I saw those bikes in person. Couldn't figure out how that bb got so bent, but someone will know how to fix it.  Not sure you saw the sellers original post but here are a couple pixs of what both bikes looked like before they sat out for a while.  Really like the black and red on that men's.


----------



## nj_shore (Nov 19, 2014)

lamendes said:


> nj_shore,
> 
> I saw those bikes in person. Couldn't figure out how that bb got so bent, but someone will know how to fix it.  Not sure you saw the sellers original post but here are a couple pixs of what both bikes looked like before they sat out for a while.  Really like the black and red on that men's.




Cool, I just saw the Phili CL thread... How much were they asking on the craigslist ad?
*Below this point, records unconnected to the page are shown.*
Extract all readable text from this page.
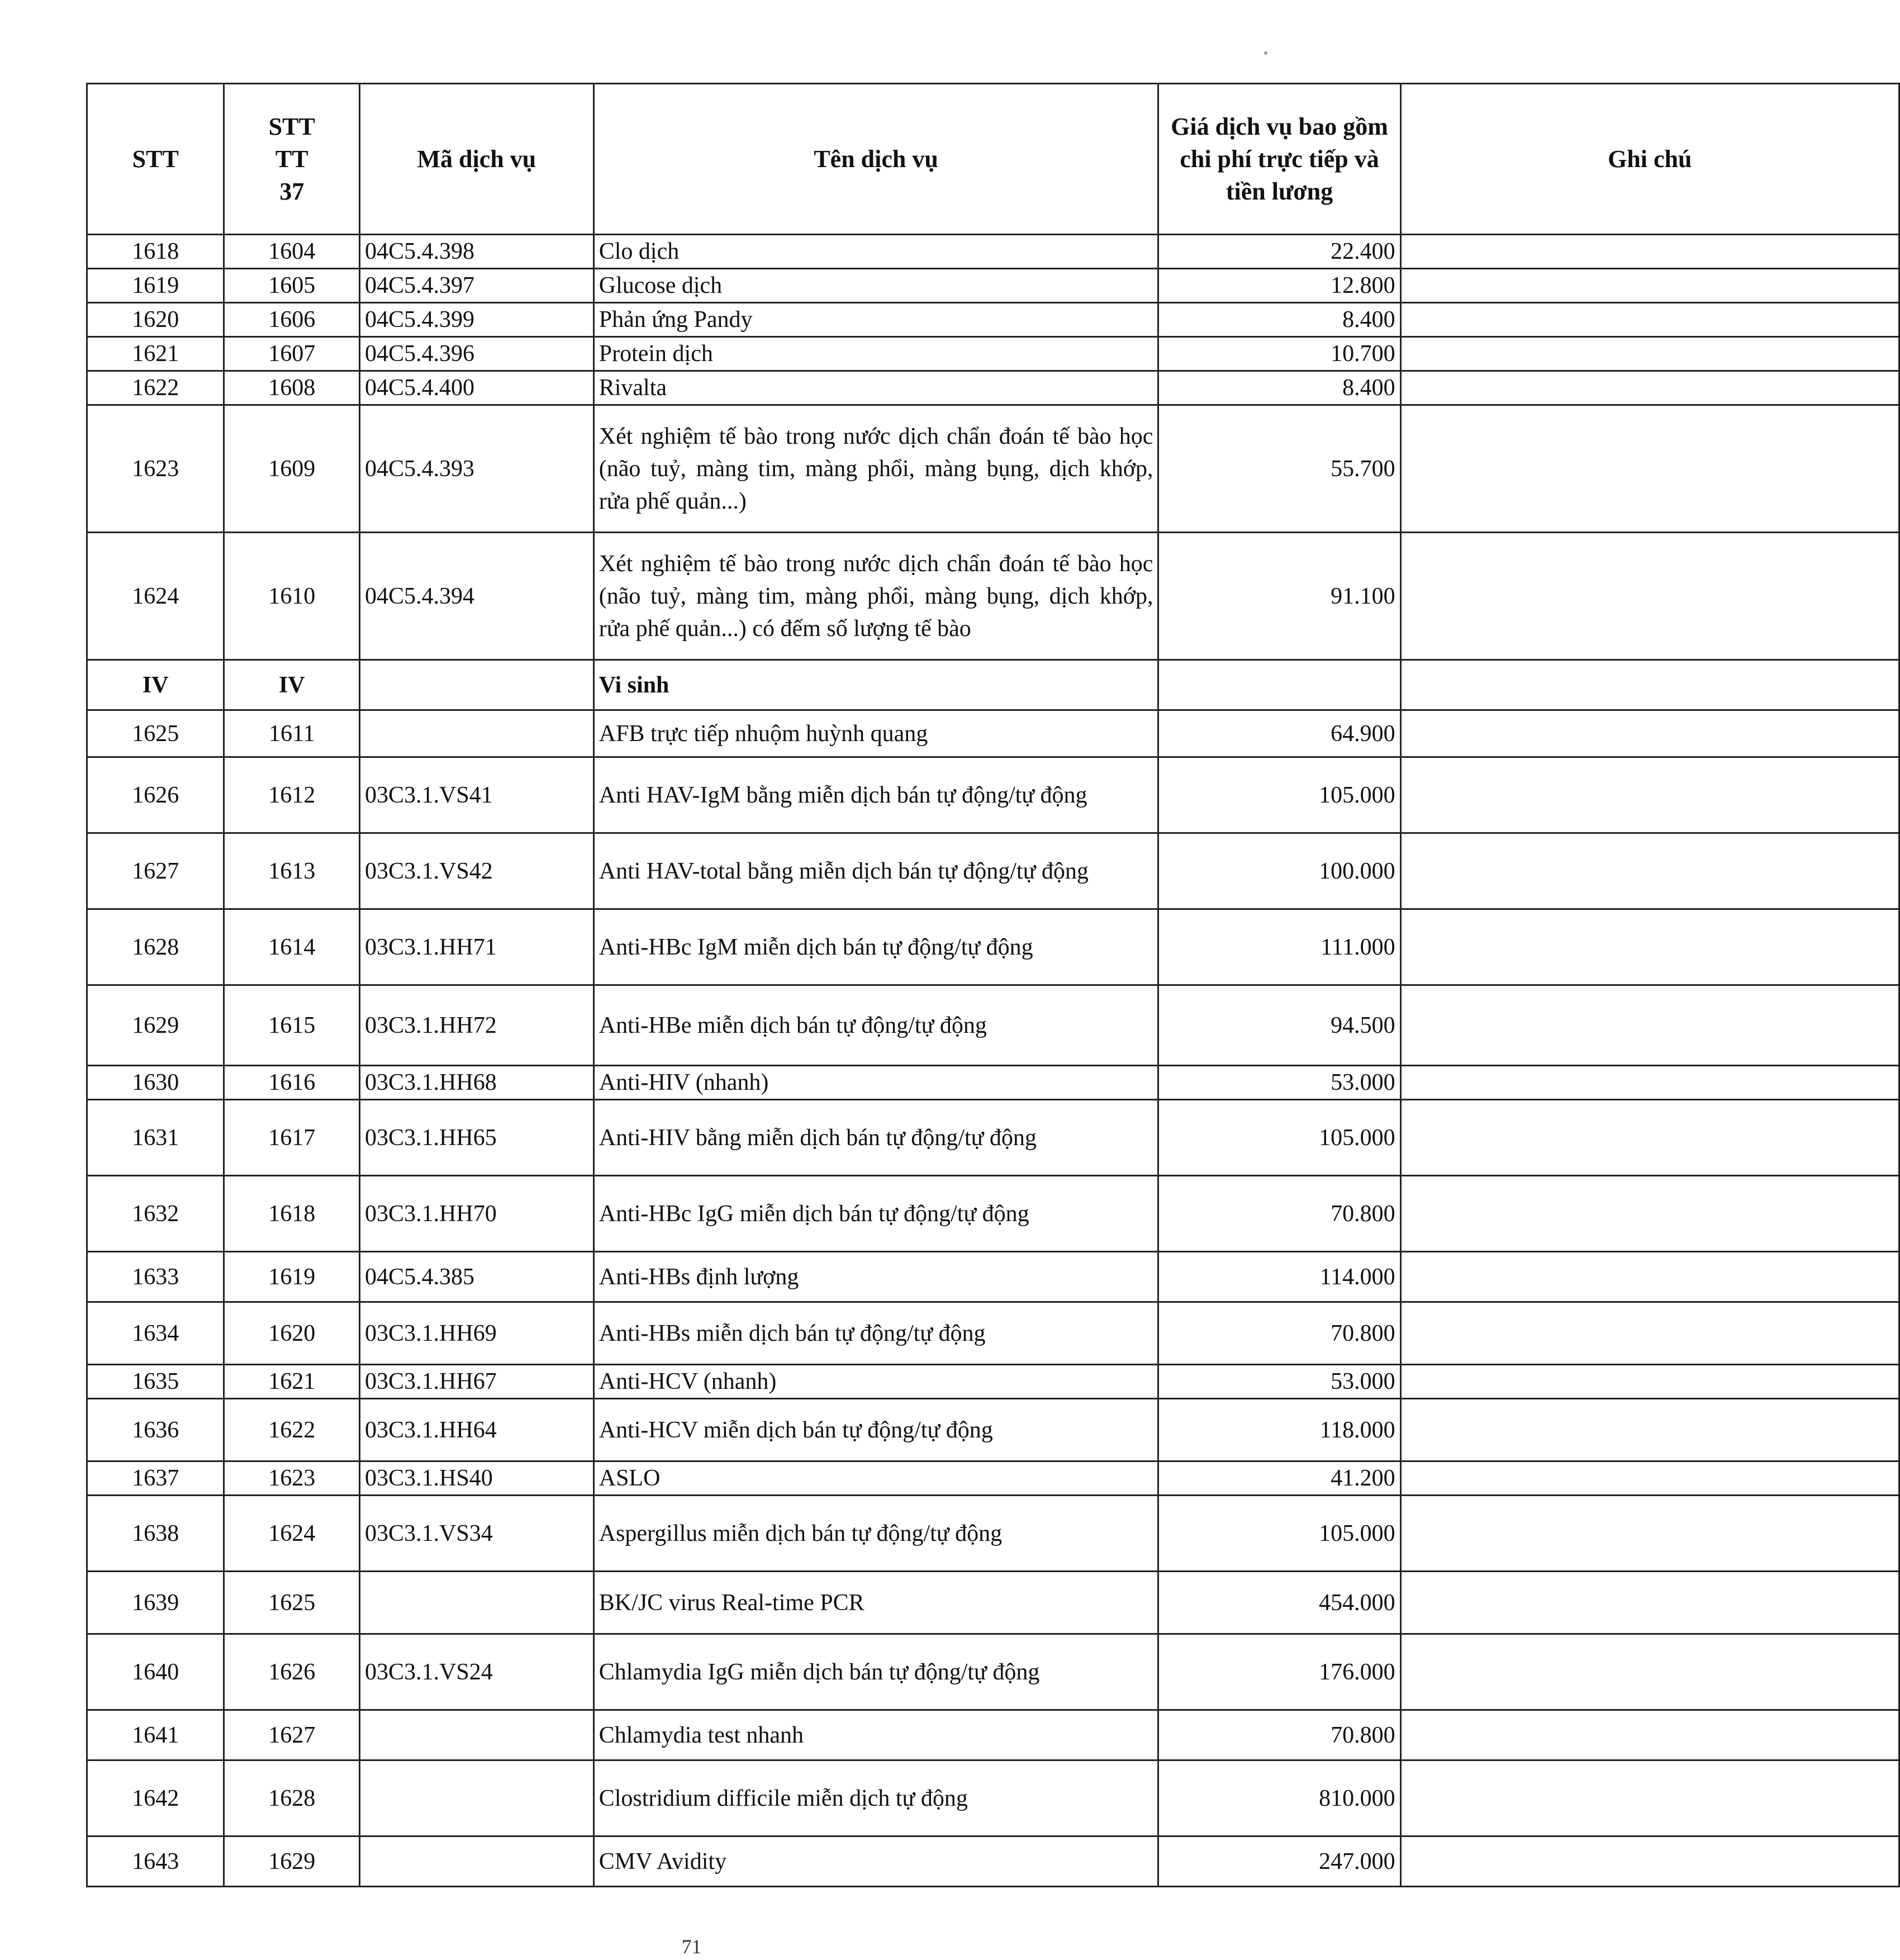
STT	STT TT 37	Mã dịch vụ	Tên dịch vụ	Giá dịch vụ bao gồm chi phí trực tiếp và tiền lương	Ghi chú
1618	1604	04C5.4.398	Clo dịch	22.400	
1619	1605	04C5.4.397	Glucose dịch	12.800	
1620	1606	04C5.4.399	Phản ứng Pandy	8.400	
1621	1607	04C5.4.396	Protein dịch	10.700	
1622	1608	04C5.4.400	Rivalta	8.400	
1623	1609	04C5.4.393	Xét nghiệm tế bào trong nước dịch chẩn đoán tế bào học (não tuỷ, màng tim, màng phổi, màng bụng, dịch khớp, rửa phế quản...)	55.700	
1624	1610	04C5.4.394	Xét nghiệm tế bào trong nước dịch chẩn đoán tế bào học (não tuỷ, màng tim, màng phổi, màng bụng, dịch khớp, rửa phế quản...) có đếm số lượng tế bào	91.100	
IV	IV		Vi sinh		
1625	1611		AFB trực tiếp nhuộm huỳnh quang	64.900	
1626	1612	03C3.1.VS41	Anti HAV-IgM bằng miễn dịch bán tự động/tự động	105.000	
1627	1613	03C3.1.VS42	Anti HAV-total bằng miễn dịch bán tự động/tự động	100.000	
1628	1614	03C3.1.HH71	Anti-HBc IgM miễn dịch bán tự động/tự động	111.000	
1629	1615	03C3.1.HH72	Anti-HBe miễn dịch bán tự động/tự động	94.500	
1630	1616	03C3.1.HH68	Anti-HIV (nhanh)	53.000	
1631	1617	03C3.1.HH65	Anti-HIV bằng miễn dịch bán tự động/tự động	105.000	
1632	1618	03C3.1.HH70	Anti-HBc IgG miễn dịch bán tự động/tự động	70.800	
1633	1619	04C5.4.385	Anti-HBs định lượng	114.000	
1634	1620	03C3.1.HH69	Anti-HBs miễn dịch bán tự động/tự động	70.800	
1635	1621	03C3.1.HH67	Anti-HCV (nhanh)	53.000	
1636	1622	03C3.1.HH64	Anti-HCV miễn dịch bán tự động/tự động	118.000	
1637	1623	03C3.1.HS40	ASLO	41.200	
1638	1624	03C3.1.VS34	Aspergillus miễn dịch bán tự động/tự động	105.000	
1639	1625		BK/JC virus Real-time PCR	454.000	
1640	1626	03C3.1.VS24	Chlamydia IgG miễn dịch bán tự động/tự động	176.000	
1641	1627		Chlamydia test nhanh	70.800	
1642	1628		Clostridium difficile miễn dịch tự động	810.000	
1643	1629		CMV Avidity	247.000	
71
Man they look a ton better in those pictures, some neglect since I got them.  =(


----------



## lamendes (Nov 19, 2014)

The post was deleted - I grabbed the pixs before it disappeared...


----------



## bikecrazy (Nov 19, 2014)

I am going with the bike getting pinned against a garage wall. I uswd to store my Roadmaster by leaning it against the back of the garage.


----------



## bikeyard (Nov 20, 2014)

*Elgin*

Jumping the bike?


----------



## Adamtinkerer (Nov 20, 2014)

Wow, two Monark built Elgins! Rare birds indeed!


----------



## then8j (Nov 27, 2014)

My dad ran over my bike as a kid, and made my bike look like the pic. The tire ran up on the crank and lower bars got twisted. 
I learned very quickly not to park behind the car.


----------